Les juges de Saddam Hussein auraient dû respecter la trêve de l’Aid
Les autorités algériennes notent également que « la culpabilité du raïs a été établie par un jugement des hommes dans des circonstances et dans un contexte faisant l’objet d’appréciations antagonistes et de positions polarisées ». La Somalie est allée plus loin, au lendemain de l’exécution, estimant par la voix d’Ali Karti, secrétaire d’Etat soudanais aux Affaires étrangères, que le procès de Saddam Hussein a été « expéditif et orchestré par les Américains ». Moins virulent, le Maroc, à l’instar de plusieurs pays du monde arabe, a mis l’accent sur « la nécessaire réconciliation et concorde entre les différentes composantes de la nation irakienne, appelées à vivre dans la paix ». Le Sénégal s’est distingué dans ce malstrom de réactions. Il a réagi moins en pays musulman qu’en Etat ayant aboli la peine de mort. Le ministre sénégalais des Affaires étrangères, Cheikh Tidiane Gadio, a ainsi fait savoir que son pays ne pouvait « que regretter la condamnation à mort et l’exécution de Saddam Hussein ».

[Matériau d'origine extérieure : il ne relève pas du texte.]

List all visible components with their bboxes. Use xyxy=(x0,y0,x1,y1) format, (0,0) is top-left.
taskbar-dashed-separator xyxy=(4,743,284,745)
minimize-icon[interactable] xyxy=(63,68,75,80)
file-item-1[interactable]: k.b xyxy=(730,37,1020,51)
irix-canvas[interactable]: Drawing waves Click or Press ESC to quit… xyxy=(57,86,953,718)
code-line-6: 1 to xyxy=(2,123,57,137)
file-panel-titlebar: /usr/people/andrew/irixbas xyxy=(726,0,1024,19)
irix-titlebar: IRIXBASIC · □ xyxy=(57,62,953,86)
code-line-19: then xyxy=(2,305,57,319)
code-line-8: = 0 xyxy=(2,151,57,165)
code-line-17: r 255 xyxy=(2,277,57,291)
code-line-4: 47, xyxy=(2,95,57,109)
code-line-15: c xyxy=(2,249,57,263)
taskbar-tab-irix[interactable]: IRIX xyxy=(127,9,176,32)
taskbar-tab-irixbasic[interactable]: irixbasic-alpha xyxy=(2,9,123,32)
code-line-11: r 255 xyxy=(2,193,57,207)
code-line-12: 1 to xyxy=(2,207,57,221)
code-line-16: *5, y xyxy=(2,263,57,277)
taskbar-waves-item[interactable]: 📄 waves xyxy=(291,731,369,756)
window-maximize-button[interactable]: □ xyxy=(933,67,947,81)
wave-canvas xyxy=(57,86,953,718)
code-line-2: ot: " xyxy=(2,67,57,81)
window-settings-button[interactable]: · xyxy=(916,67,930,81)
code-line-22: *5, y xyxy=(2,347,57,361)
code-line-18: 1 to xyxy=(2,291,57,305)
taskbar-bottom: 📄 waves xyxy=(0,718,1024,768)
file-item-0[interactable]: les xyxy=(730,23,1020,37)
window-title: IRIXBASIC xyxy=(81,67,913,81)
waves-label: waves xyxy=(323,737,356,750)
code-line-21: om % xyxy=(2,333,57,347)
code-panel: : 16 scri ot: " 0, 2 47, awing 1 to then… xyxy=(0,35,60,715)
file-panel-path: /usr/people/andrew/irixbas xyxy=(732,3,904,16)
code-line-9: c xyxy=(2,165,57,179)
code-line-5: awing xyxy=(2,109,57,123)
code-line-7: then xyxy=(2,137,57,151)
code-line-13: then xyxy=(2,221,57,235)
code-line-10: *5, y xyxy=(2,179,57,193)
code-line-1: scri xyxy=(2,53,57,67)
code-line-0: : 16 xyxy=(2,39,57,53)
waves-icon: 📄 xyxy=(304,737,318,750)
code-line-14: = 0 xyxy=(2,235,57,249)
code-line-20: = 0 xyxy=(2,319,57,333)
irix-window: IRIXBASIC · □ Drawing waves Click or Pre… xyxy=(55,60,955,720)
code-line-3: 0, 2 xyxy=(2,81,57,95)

Pour les chiites irakiens, le raïs a eu la mort « qu’il méritait » car il aura été jugé et reconnu coupable de crimes contre l’humanité pour le massacre, en juillet 1982, de 148 des leurs dans le village de Doudjaïl, au nord de Bagdad, la capitale irakienne. Les Kurdes, l’autre groupe majoritaire du pays, n’auront pas, eux, eu l’occasion de faire le deuil du génocide dont ils ont été victimes. Le décès de l’ancien dirigeant irakien met en effet un terme définitif aux poursuites contre lui dans le procès pour génocide lors des campagnes militaires d’Anfal au Kurdistan, en 1987 et 1988, pendant lesquelles 180 000 Kurdes ont été assassinés.
Un procès inéquitable qui soulève la polémique
Pour l’heure, les deux co-accusés de Saddam Hussein, Barzan al-Tikriti, le frère de Saddam, et Awad al-Bandar, sont en sursis grâce à la pression internationale. Alors que les autorités irakiennes viennent d’interpeller, à Bagdad, deux gardes du ministère de la Justice irakien, les auteurs des images non autorisées de la pendaison du raïs. D’autres images, cette fois-ci, de l’enterrement du dictateur qui a eu lieu le 31 décembre dernier dans son village natal d’Aouja, à proximité de la ville de Tikrit (bastion sunnite), circulent également.
De 1979 à 2003, Saddam Hussein a régné en maître absolu sur son pays. Les dernières images de lui, vivant , montrent un homme qui n’a pas perdu de sa superbe et qui vit ses derniers instants avec dignité. Contrairement à certains de ses bourreaux. Pour beaucoup de musulmans, comme l’a expliqué Hosni Moubarak, Saddam risque de finir en « martyr » en dépit des heures sombres que les Irakiens ont connu sous son régime.